What stands out? Tim Piggot-Smith's wildly varying performances. Ms. Atkins's ability to look regal and exude reasonableness, no matter what character she plays. Mr. Bryant's tendency toward grandfatherly sagacity, no matter whether playing Prospero in ``The Tempest'' or the Old Shepherd in ``Winter's Tale.'' In other words, the resonances of repertory are the strength of these productions, together with Hall's letting the text speak for itself, whatever its flaws.
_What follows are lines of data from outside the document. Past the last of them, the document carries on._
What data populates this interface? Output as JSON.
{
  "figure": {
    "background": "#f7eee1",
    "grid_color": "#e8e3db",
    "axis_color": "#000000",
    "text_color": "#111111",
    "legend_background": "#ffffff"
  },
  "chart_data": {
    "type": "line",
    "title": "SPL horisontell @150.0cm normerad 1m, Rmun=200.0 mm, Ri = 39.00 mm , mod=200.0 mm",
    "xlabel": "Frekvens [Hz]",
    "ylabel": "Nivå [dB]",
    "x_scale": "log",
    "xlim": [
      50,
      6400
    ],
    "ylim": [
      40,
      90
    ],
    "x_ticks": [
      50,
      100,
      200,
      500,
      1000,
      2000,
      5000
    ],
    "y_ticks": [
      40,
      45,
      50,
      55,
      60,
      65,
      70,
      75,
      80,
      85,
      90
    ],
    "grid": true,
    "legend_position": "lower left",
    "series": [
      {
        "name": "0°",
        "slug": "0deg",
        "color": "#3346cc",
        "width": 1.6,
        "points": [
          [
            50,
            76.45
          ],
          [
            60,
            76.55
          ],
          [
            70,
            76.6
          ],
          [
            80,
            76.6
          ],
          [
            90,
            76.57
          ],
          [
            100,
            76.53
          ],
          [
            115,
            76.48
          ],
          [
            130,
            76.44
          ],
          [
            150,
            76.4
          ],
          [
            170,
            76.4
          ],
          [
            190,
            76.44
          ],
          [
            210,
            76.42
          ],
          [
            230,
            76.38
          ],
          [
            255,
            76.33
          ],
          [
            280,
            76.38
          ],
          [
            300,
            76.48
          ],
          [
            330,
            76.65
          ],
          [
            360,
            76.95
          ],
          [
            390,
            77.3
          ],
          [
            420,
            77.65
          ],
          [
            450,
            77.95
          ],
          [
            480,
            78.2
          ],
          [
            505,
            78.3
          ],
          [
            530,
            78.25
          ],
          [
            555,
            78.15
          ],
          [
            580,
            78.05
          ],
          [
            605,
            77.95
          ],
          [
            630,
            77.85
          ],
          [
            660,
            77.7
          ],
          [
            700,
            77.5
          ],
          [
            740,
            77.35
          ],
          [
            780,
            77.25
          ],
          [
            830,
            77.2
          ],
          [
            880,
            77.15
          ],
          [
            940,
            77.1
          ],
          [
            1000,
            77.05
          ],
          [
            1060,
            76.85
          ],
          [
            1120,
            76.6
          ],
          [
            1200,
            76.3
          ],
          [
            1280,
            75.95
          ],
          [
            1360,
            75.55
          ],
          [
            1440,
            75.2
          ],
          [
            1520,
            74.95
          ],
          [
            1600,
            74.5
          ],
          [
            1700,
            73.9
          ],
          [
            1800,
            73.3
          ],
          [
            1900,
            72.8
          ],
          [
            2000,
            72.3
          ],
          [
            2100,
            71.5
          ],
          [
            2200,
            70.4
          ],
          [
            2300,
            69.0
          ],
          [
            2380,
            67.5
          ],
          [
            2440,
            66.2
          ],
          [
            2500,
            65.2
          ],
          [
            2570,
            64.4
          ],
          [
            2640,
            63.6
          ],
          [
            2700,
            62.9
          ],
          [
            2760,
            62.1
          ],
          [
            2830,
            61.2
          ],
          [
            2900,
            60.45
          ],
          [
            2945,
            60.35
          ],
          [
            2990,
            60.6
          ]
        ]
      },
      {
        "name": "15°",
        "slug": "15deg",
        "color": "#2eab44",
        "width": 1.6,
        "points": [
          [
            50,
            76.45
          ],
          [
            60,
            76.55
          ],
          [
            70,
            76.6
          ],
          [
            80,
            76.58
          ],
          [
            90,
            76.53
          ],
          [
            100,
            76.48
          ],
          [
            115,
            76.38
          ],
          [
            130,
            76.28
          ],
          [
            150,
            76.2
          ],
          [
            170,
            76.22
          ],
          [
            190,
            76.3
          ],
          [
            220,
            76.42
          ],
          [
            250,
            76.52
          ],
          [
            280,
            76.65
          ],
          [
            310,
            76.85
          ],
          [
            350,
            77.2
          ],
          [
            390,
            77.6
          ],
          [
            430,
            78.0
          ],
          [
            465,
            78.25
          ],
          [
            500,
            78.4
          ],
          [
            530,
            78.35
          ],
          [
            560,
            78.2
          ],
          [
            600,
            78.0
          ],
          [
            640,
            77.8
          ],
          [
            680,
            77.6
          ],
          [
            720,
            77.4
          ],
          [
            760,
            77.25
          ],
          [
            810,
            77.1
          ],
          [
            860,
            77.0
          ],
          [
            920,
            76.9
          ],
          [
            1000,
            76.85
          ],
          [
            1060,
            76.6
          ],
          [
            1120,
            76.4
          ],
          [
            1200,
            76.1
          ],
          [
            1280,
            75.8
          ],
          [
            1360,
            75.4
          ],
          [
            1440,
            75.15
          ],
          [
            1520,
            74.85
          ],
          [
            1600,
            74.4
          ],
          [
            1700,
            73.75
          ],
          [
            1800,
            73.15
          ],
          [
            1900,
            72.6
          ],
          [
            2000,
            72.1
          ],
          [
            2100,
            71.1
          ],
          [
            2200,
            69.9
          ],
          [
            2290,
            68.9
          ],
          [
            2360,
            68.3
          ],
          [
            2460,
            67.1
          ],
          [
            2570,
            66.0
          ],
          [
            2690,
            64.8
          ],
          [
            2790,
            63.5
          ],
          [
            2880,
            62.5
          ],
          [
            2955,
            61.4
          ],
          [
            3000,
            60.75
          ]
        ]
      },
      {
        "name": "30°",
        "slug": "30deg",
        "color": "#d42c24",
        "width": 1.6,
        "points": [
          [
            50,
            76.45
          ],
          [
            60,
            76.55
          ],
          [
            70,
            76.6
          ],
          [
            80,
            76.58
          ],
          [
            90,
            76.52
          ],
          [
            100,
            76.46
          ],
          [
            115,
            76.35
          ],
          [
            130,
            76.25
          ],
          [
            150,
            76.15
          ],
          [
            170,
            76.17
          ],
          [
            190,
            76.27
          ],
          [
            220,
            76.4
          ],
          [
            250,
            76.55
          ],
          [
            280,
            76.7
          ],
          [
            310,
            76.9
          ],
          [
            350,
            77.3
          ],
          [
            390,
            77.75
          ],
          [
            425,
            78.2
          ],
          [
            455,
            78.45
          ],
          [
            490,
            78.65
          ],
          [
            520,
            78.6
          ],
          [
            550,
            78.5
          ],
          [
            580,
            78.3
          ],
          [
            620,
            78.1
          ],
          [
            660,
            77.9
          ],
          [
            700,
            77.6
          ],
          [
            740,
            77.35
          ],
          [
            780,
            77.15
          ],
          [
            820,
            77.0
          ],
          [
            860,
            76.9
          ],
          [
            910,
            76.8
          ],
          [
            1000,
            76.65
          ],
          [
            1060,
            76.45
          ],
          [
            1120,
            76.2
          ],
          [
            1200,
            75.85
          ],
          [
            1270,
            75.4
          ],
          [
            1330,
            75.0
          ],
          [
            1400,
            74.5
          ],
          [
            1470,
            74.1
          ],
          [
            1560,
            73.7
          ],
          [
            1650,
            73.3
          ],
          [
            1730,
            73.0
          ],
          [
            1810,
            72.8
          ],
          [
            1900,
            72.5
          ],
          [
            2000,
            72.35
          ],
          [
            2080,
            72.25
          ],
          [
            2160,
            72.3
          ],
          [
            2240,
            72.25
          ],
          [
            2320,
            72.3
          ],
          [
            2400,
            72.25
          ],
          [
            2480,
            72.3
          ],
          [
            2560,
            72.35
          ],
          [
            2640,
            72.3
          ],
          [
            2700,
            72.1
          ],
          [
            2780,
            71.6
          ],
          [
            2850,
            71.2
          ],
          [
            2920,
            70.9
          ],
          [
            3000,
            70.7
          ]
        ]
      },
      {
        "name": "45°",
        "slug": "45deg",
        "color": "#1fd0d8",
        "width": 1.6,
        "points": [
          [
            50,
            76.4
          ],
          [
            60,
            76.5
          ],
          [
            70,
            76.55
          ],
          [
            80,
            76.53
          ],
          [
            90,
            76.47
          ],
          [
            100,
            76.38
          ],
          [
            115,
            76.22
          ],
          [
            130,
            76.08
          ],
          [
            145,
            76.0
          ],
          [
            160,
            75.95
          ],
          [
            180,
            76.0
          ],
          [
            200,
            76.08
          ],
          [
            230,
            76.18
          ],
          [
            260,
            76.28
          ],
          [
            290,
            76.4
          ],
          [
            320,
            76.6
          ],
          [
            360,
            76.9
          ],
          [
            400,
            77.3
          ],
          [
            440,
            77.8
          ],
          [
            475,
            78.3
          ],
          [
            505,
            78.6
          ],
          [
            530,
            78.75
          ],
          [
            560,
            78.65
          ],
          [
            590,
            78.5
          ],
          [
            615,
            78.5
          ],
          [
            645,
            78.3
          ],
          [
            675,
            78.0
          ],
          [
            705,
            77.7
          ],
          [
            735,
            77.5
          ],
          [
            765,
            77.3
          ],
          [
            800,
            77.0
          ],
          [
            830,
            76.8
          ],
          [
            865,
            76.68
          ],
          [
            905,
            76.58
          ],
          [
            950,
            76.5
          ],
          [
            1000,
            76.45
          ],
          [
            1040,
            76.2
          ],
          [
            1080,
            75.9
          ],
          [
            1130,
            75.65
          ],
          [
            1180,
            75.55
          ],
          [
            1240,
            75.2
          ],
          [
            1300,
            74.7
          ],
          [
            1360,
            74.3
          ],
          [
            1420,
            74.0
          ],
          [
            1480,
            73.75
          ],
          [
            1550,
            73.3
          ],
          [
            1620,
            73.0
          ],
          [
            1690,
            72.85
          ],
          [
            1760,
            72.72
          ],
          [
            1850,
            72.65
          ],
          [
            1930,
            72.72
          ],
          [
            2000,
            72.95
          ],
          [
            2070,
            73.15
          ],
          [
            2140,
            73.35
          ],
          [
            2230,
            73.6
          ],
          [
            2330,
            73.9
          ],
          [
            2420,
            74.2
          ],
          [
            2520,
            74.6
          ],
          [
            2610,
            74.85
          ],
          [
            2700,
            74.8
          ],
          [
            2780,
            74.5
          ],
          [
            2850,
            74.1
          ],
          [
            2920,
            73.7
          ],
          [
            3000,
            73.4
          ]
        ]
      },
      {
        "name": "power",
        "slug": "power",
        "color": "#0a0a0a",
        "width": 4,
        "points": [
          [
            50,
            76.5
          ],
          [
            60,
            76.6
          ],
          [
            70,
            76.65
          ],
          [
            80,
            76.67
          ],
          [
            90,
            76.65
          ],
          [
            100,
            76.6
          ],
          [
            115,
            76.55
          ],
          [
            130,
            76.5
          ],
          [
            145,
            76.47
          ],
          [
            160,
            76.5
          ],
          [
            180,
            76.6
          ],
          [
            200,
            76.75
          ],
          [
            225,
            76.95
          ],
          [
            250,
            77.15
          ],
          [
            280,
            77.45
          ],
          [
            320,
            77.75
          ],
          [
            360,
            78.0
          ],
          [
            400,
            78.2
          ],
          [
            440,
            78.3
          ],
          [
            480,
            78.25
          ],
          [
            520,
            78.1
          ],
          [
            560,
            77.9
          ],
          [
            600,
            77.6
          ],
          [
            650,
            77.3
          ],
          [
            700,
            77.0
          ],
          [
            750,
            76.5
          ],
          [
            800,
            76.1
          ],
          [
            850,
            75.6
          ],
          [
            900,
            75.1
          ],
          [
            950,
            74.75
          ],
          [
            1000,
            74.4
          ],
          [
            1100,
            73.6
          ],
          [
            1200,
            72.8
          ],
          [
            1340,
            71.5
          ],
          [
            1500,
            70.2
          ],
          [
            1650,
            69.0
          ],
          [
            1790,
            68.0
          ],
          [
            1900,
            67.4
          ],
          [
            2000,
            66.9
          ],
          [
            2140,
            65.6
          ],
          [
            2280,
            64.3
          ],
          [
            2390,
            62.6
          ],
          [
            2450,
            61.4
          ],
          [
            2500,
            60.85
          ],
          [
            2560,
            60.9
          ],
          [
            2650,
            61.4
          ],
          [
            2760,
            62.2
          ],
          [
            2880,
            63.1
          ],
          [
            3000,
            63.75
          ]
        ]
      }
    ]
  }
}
Meanwhile, in the Lyttelton Theatre, Eyre conjures a far different mood for Thomas Middleton and William Rowley's 16th-century tragedy of sexual jealousy, ``The Changeling.'' Eyre, who in the past has demonstrated a flair for large-scale and highly visual productions (his ``Guys and Dolls'' was a success in 1982), flounders here. The details are all right: the post-Colonial updating, complemented by a shimmering golden-Iberian set by William Dudley; the often discarded subplot, kept intact here and given its own fluorescent-lit playing space. But the overall effect is all wrong, because of failures of both casting and performance. Miranda Richardson as Beatrice and George Harris as De Flores look the perfect partners in crime - she a luminous, golden beauty, he a snarling man of linebacker proportions. But both fail to conjure the play's necessary atmosphere of fatal lust, and the production falls flat.
In the National's world premi`ere of ``The Secret Rapture,'' one of England's leading modern dramatists, David Hare, returns to the familiar territory of his earlier plays - ``Knuckle,'' ``A Map of the World,'' ``Pravda,'' and ``Plenty'' - taking well-aimed swipes at what is seen as Britain's spiritual malaise.
In ``The Secret Rapture,'' which is being hailed by local critics as one of the year's major theatrical events, Mr. Hare skewers a soulless Tory England, this time through an examination of an emotionally disintegrating family. If the preview seen by this reviewer was any indication, the drama is suitably Chekhovian, wrung dry, however, by heavy-handed moralizing.
The machinations of the Glass family are a tragicomic indictment of Thatcher's England, but underlying all the political and psychological maneuvering is an extended Christ metaphor that strains credulity, despite Howard Davies's controlled direction and excellent performances from Jill Baker, Paul Shelley, Clare Higgins, and Penelope Wilton.